The power of the nation had departed from it now; and as for Cetewayo, he fled from Ulundi the day before the battle; and after the latter event his army began to melt away, as the warriors returned to their distant kraals, hopeless and sick of the war.
That named Ulundi was given to the flames by the Irregulars and Mounted Infantry, and its ten thousand dome-roofed huts all blazing at once presented a striking spectacle; and after that event the Second Division and Flying Column began their rearward march to the camp at the Entonjaneni Mountain, to effect a junction with the First Division under General Crealock.
To Florian, as to many others, after the fever of battle had passed away, there came the usual revulsion of spirit that follows excitement so intense, and the keen thirst after that excitement and exertion so great, with the philosophical and not unnatural emotion of wonder as to 'what it all had been about, and to what end this terrible slaughter and suffering!'
And he thought of the strange interments of some of the dead in that hollow square when under fire—young soldiers, instinct with boyish, hopeful, and glorious life, ardour and valour, struck down in death, and huddled into a ghastly hole, over which the bullets swept, ere their limbs were cold. 'Death is a surprise—a woeful and terrible surprise—whenever it comes, even though we be by the bedside watching for it, dreading it, as each breath leaves the lips we love.' But death seemed thus doubly grim on that day at Ulundi!
The troops found their tents ready pitched awaiting them at the camp beside the mountain, and a welcome shelter they proved, as the rearward march had been performed under drenching torrents of rain.
Stormy and windy was the night of the 6th of July, the second after the battle, and, for some days and nights subsequent the falling rain rendered all operations impossible, and added greatly to the sufferings of the wounded, causing also a serious mortality among the cavalry horses and commissariat oxen.
Mail after mail came into camp as usual bringing letters, some for the poor fellows who lay under the sod at Ulundi, but there were no more letters from Dulcie now for Florian, and none from Hammersley, whom he naturally supposed to be too ill to write by a passing ship outward bound.
The letter he had received shortly before the action at Ulundi was, as stated, the last he ever had from Dulcie, and her sudden and singular silence deepened his distress and anxiety.

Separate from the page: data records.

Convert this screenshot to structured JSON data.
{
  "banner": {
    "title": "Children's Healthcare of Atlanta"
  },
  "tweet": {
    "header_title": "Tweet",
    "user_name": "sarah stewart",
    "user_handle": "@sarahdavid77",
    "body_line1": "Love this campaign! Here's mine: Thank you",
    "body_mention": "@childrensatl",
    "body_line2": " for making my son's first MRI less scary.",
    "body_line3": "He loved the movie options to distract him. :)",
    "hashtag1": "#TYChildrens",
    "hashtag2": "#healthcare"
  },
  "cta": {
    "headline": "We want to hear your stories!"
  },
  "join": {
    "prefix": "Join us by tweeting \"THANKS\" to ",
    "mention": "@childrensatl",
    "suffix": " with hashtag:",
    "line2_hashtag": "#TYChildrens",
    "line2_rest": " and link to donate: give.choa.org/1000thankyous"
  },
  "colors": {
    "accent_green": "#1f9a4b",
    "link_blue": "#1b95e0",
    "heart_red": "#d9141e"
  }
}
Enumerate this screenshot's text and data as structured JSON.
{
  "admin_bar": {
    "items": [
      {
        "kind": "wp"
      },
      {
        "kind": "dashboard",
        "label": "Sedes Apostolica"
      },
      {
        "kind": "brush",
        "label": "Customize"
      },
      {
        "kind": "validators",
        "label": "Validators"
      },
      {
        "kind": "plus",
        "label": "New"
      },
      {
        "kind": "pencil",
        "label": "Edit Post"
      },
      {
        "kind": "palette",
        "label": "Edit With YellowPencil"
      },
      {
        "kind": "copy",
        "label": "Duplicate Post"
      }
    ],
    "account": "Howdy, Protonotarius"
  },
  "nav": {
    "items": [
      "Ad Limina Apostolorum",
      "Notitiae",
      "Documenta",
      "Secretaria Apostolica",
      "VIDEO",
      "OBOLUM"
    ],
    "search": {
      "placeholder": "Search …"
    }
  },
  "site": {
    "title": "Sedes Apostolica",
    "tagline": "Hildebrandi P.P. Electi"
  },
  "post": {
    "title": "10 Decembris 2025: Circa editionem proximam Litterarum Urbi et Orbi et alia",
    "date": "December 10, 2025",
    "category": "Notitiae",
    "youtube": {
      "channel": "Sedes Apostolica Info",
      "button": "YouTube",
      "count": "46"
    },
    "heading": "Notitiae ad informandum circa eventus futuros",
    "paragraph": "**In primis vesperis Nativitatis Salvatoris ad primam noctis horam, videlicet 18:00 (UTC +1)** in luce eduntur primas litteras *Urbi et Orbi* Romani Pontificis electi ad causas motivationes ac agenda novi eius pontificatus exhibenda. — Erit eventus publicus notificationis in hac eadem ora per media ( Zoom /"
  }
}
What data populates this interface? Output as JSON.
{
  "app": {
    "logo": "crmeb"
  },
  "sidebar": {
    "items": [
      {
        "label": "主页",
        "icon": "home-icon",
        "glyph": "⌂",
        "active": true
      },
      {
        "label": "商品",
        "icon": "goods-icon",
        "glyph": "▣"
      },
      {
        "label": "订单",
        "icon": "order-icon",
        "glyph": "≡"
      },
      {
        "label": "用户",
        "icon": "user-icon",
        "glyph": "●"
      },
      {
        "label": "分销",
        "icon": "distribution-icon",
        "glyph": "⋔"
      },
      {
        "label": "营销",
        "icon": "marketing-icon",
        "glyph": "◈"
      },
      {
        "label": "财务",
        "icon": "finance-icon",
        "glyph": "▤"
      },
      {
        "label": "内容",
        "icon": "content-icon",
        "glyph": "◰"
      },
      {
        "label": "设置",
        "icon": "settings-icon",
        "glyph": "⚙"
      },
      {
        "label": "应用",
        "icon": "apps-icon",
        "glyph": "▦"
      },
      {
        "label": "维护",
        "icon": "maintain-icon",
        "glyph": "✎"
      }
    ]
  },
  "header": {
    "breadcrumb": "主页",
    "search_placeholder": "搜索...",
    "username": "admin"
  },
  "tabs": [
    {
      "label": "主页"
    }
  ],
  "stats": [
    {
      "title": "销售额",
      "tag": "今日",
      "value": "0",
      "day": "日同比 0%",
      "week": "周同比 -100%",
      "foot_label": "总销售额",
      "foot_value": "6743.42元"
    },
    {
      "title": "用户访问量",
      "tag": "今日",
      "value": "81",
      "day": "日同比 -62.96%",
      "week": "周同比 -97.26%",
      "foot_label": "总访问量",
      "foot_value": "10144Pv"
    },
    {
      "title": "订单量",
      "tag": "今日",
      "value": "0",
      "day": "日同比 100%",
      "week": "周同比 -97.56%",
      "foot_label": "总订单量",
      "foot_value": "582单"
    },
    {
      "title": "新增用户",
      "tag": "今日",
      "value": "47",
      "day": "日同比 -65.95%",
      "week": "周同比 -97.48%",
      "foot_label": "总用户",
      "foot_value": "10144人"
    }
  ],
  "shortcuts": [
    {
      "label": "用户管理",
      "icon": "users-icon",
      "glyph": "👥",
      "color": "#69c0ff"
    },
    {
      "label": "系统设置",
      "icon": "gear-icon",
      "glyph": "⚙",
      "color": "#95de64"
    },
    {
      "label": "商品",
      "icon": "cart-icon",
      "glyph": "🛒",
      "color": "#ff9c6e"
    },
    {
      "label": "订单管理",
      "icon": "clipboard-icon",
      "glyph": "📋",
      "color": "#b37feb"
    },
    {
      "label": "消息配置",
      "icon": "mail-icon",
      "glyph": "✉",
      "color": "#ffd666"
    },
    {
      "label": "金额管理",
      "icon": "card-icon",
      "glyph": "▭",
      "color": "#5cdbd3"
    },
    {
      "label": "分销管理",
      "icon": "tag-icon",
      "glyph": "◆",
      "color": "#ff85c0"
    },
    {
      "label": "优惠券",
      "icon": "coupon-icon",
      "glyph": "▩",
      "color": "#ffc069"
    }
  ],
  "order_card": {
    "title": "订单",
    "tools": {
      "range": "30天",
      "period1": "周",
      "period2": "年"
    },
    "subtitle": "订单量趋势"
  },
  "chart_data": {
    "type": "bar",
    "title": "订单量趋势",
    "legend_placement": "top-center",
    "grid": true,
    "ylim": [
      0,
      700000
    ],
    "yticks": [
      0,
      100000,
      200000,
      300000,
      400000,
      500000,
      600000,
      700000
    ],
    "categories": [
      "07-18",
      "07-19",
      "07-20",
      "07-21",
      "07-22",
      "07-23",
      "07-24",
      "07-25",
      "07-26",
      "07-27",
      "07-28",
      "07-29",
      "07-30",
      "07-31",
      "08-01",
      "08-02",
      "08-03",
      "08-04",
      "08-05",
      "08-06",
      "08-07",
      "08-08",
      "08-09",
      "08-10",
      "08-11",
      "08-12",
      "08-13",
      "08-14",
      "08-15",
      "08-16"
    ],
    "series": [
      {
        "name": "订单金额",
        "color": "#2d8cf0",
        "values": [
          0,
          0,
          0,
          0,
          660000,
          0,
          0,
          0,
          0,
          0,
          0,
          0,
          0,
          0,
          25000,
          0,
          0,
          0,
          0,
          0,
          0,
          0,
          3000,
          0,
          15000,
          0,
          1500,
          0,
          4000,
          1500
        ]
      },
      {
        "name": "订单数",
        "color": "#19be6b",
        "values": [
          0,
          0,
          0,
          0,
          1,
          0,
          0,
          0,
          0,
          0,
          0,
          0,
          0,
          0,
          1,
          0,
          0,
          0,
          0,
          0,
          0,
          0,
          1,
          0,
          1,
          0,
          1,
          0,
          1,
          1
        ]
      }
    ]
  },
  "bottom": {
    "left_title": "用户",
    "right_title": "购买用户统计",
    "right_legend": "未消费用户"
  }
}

What had happened? Was she ill, or well? How was she situated, and where? These thoughts occurred to him in endless iteration amid his military duties, which were not dull routine, but, so far as the pursuit of the fugitive King Cetewayo was concerned, were arduous, full of excitement and perils of various kinds.
His heart grew heavy, and his future, so far as it was connected with Dulcie Carlyon, seemed dark and uncertain, like the episodes of a dream. But it has been said that most life-histories leave hanging threads that may only be completed in the great web woven by eternity, and eternity had often been perilously close to Florian of late.